Scoppia un macchinario, operaio ustionato

Atessa. Incidente sul lavoro alla Bimo: il ferito, di Casoli, trasferito nella notte al Sant’Eugenio
ATESSA. Un operaio della Bimo-Irplast è rimasto ustionato in seguito allo scoppio di un macchinario nel reparto in cui era addetto. L’uomo, G.D.P., 46 anni, di Casoli, è stato subito trasferito con ustioni di secondo grado nell’ospedale di Chieti.
L’incidente sul lavoro è avvenuto ieri pomeriggio intorno alle 18, nello stabilimento della Val di Sangro che produce pellicole e adesivi.
L’operaio, addetto all’impianto di rigranulazione, era intento a svolgere le sue mansioni quando, per cause che dovranno essere accertate, l’estrusore, che ricicla il materiale di scarto, è scoppiato.
Una fiammata, probabilmente del materiale che viene lavorato nel macchinario - si tratta di polipropilene - ha investito l’operaio che ha avuto l’istinto di girarsi di spalle, rimanendo così ustionato a parte delle braccia e alla schiena.
L’uomo era l’unico addetto al macchinario, ma per sua fortuna un collega del reparto manutenzione era lì vicino e ha potuto allertare subito i soccorsi. Da Pescara è decollato l’elicottero del servizio di emergenza sanitaria 118 che ha trasportato il ferito al pronto soccorso dell’ospedale clinicizzato di Chieti.
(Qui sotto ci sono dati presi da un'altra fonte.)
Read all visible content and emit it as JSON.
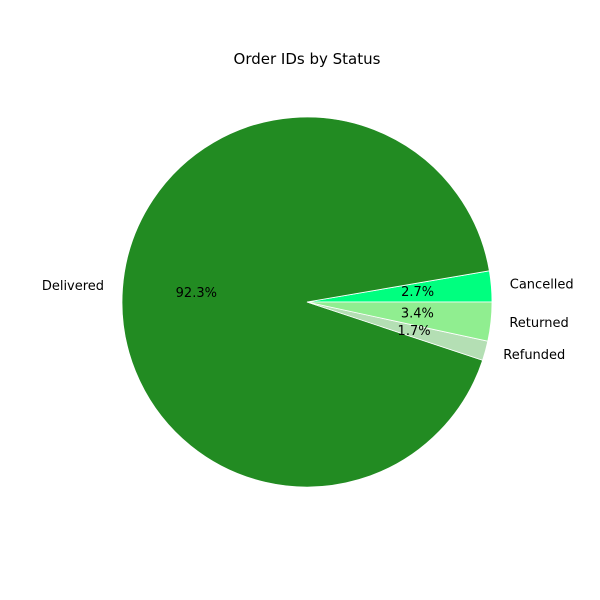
{
  "chart_data": {
    "type": "pie",
    "title": "Order IDs by Status",
    "start_angle_deg": 0,
    "direction": "counterclockwise",
    "slices": [
      {
        "label": "Cancelled",
        "value": 2.7,
        "pct_label": "2.7%",
        "color": "#00ff7f"
      },
      {
        "label": "Delivered",
        "value": 92.3,
        "pct_label": "92.3%",
        "color": "#228b22"
      },
      {
        "label": "Refunded",
        "value": 1.7,
        "pct_label": "1.7%",
        "color": "#b4dfb4"
      },
      {
        "label": "Returned",
        "value": 3.4,
        "pct_label": "3.4%",
        "color": "#90ee90"
      }
    ]
  }
}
G.D.P. ha riportato ustioni di secondo grado al 35% del corpo. La prognosi dovrebbe essere di 30 giorni, ma nella notte l’uomo è stato trasferito al Centro ustionati dell’ospedale Sant’Eugenio di Roma.
Sull’incidente indagano i carabinieri della caserma e del nucleo radiomobile di Atessa, che dovranno accertare le cause dello scoppio.
Il macchinario solitamente funziona ad alte temperature, circa 250 gradi. Il livello si potrebbe essere alzato troppo oppure non ha funzionato qualche valvola di sicurezza.
Nello stabilimento sono arrivati anche gli ispettori del servizio di sicurezza e prevenzione degli ambienti di lavoro della Asl.
L’operaio da 26 anni è dipendente alla Bimo e viene descritto dai colleghi come un lavoratore scrupoloso. La Rsl di fabbrica chiede che venga fatta presto luce sulle cause dell’incidente.